Trois chasseurs avaient été tués avant d'arriver à la route de Reims, un quatrième près du chemin de fer. Les blessés furent transportés à l'école du hameau ; trois moururent dans la nuit ; les autres furent ramenés le lendemain à l'ambulance de Fismes. Quant aux morts, Mme Leroux avait offert une voiture pour les conduire au cimetière ; le major ayant fait une réponse évasive, elle n'insista pas. Les soldats du 10ème Hussards qui avaient remplacé les chasseurs, lui demandèrent une place où la tombe ne fût pas exposée à être foulée aux pieds. Elle indiqua, proche du chemin, un endroit surélevé où fut creusée une fosse commune. Les cadavres des six chasseurs, dépouillés de leurs vêtements qui avaient été brûlés, y furent déposés avec le dragon tué la veille. Le chasseur tué près de la voie ferrée fut retrouvé le 14 et enterré à côté d,eux.

Le dimanche 13, dans la matinée, deux tombereaux de cadavres allemands ramassés sur le terroir furent amenés au cimetière. Celui qui avait été tué le 11 au soir à l'extrémité du faubourg de Soissons fut , après avoir été reconnu par un major allemand prisonnier, enterré sur le bord de la route ; on mit sur la tombe une petite croix avec les initiales, le matricule et le numéro du régiment, mais les incessants passages de troupes la firent bientôt disparaître. Une fosse creusée dans les pépinières, derrière la fonderie, renfermait, selon les uns, un Allemand ; selon d'autres, le zouave qui, le 2 septembre, avait tiré sur les uhlans ; pris par les patrouilles allemandes, il aurait été immédiatement passé par les armes.

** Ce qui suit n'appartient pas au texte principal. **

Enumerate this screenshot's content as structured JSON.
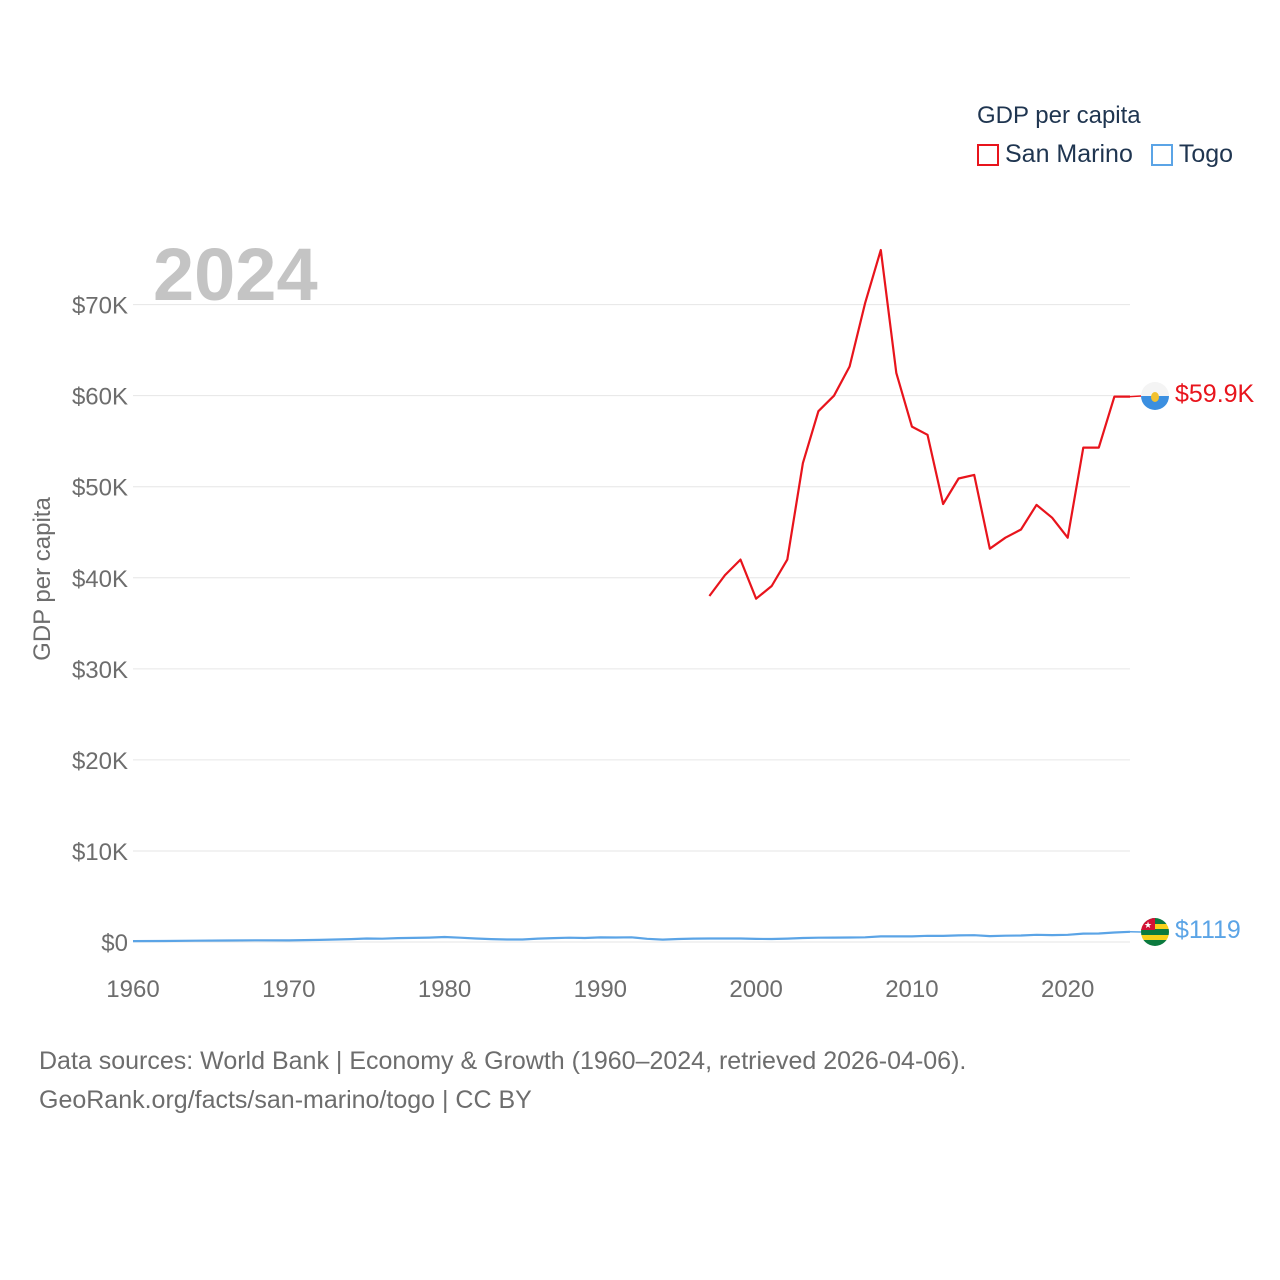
{
  "chart_data": {
    "type": "line",
    "year_label": "2024",
    "ylabel": "GDP per capita",
    "xlabel": "",
    "xlim": [
      1960,
      2024
    ],
    "ylim": [
      0,
      76000
    ],
    "x_ticks": [
      1960,
      1970,
      1980,
      1990,
      2000,
      2010,
      2020
    ],
    "x_tick_labels": [
      "1960",
      "1970",
      "1980",
      "1990",
      "2000",
      "2010",
      "2020"
    ],
    "y_ticks": [
      0,
      10000,
      20000,
      30000,
      40000,
      50000,
      60000,
      70000
    ],
    "y_tick_labels": [
      "$0",
      "$10K",
      "$20K",
      "$30K",
      "$40K",
      "$50K",
      "$60K",
      "$70K"
    ],
    "legend": {
      "title": "GDP per capita",
      "position": "top-right",
      "items": [
        "San Marino",
        "Togo"
      ]
    },
    "series": [
      {
        "name": "San Marino",
        "color": "#e8141c",
        "end_label": "$59.9K",
        "points": [
          [
            1997,
            38000
          ],
          [
            1998,
            40300
          ],
          [
            1999,
            42000
          ],
          [
            2000,
            37700
          ],
          [
            2001,
            39100
          ],
          [
            2002,
            42000
          ],
          [
            2003,
            52600
          ],
          [
            2004,
            58300
          ],
          [
            2005,
            60000
          ],
          [
            2006,
            63200
          ],
          [
            2007,
            70200
          ],
          [
            2008,
            76000
          ],
          [
            2009,
            62500
          ],
          [
            2010,
            56600
          ],
          [
            2011,
            55700
          ],
          [
            2012,
            48100
          ],
          [
            2013,
            50900
          ],
          [
            2014,
            51300
          ],
          [
            2015,
            43200
          ],
          [
            2016,
            44400
          ],
          [
            2017,
            45300
          ],
          [
            2018,
            48000
          ],
          [
            2019,
            46600
          ],
          [
            2020,
            44400
          ],
          [
            2021,
            54300
          ],
          [
            2022,
            54300
          ],
          [
            2023,
            59900
          ],
          [
            2024,
            59900
          ]
        ]
      },
      {
        "name": "Togo",
        "color": "#5ba4e6",
        "end_label": "$1119",
        "points": [
          [
            1960,
            100
          ],
          [
            1962,
            110
          ],
          [
            1964,
            140
          ],
          [
            1966,
            170
          ],
          [
            1968,
            190
          ],
          [
            1970,
            180
          ],
          [
            1972,
            230
          ],
          [
            1974,
            320
          ],
          [
            1975,
            380
          ],
          [
            1976,
            360
          ],
          [
            1977,
            430
          ],
          [
            1978,
            450
          ],
          [
            1979,
            480
          ],
          [
            1980,
            550
          ],
          [
            1981,
            470
          ],
          [
            1982,
            380
          ],
          [
            1983,
            320
          ],
          [
            1984,
            270
          ],
          [
            1985,
            280
          ],
          [
            1986,
            370
          ],
          [
            1987,
            430
          ],
          [
            1988,
            470
          ],
          [
            1989,
            440
          ],
          [
            1990,
            500
          ],
          [
            1991,
            490
          ],
          [
            1992,
            520
          ],
          [
            1993,
            350
          ],
          [
            1994,
            260
          ],
          [
            1995,
            330
          ],
          [
            1996,
            370
          ],
          [
            1997,
            380
          ],
          [
            1998,
            380
          ],
          [
            1999,
            380
          ],
          [
            2000,
            340
          ],
          [
            2001,
            330
          ],
          [
            2002,
            370
          ],
          [
            2003,
            440
          ],
          [
            2004,
            470
          ],
          [
            2005,
            480
          ],
          [
            2006,
            490
          ],
          [
            2007,
            520
          ],
          [
            2008,
            620
          ],
          [
            2009,
            620
          ],
          [
            2010,
            610
          ],
          [
            2011,
            680
          ],
          [
            2012,
            670
          ],
          [
            2013,
            730
          ],
          [
            2014,
            750
          ],
          [
            2015,
            650
          ],
          [
            2016,
            690
          ],
          [
            2017,
            710
          ],
          [
            2018,
            790
          ],
          [
            2019,
            760
          ],
          [
            2020,
            790
          ],
          [
            2021,
            920
          ],
          [
            2022,
            930
          ],
          [
            2023,
            1040
          ],
          [
            2024,
            1119
          ]
        ]
      }
    ]
  },
  "footer": {
    "line1": "Data sources: World Bank | Economy & Growth (1960–2024, retrieved 2026-04-06).",
    "line2": "GeoRank.org/facts/san-marino/togo | CC BY"
  },
  "colors": {
    "grid": "#e6e6e6",
    "tick_text": "#6d6d6d",
    "year_watermark": "#c4c4c4",
    "legend_text": "#1f3550"
  }
}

Le 12, avant la nuit, l'autorité militaire avait fait relever les noms de tous les Allemands restés dans les Ambulances afin de faire évacuer ceux qui étaient transportables. Il y avait, outre un major et cinq infirmiers, soixante et onze blessés ou malades : treize à Sainte-Macre, quarante au Groupe et dix-huit à l'hospice. Le lendemain, le capitaine de Nanteuil, faisant fonction de commandant d'armes de la place, fit emmener ceux qui pouvaient marcher ; le 14, ils prirent en chemin de fer, avec un groupe de leurs compatriotes prisonniers, la direction de Paris. Pendant ce temps, le canon tonnait sans arrêt de Reims à Soissons : la bataille de l'Aisne commençait.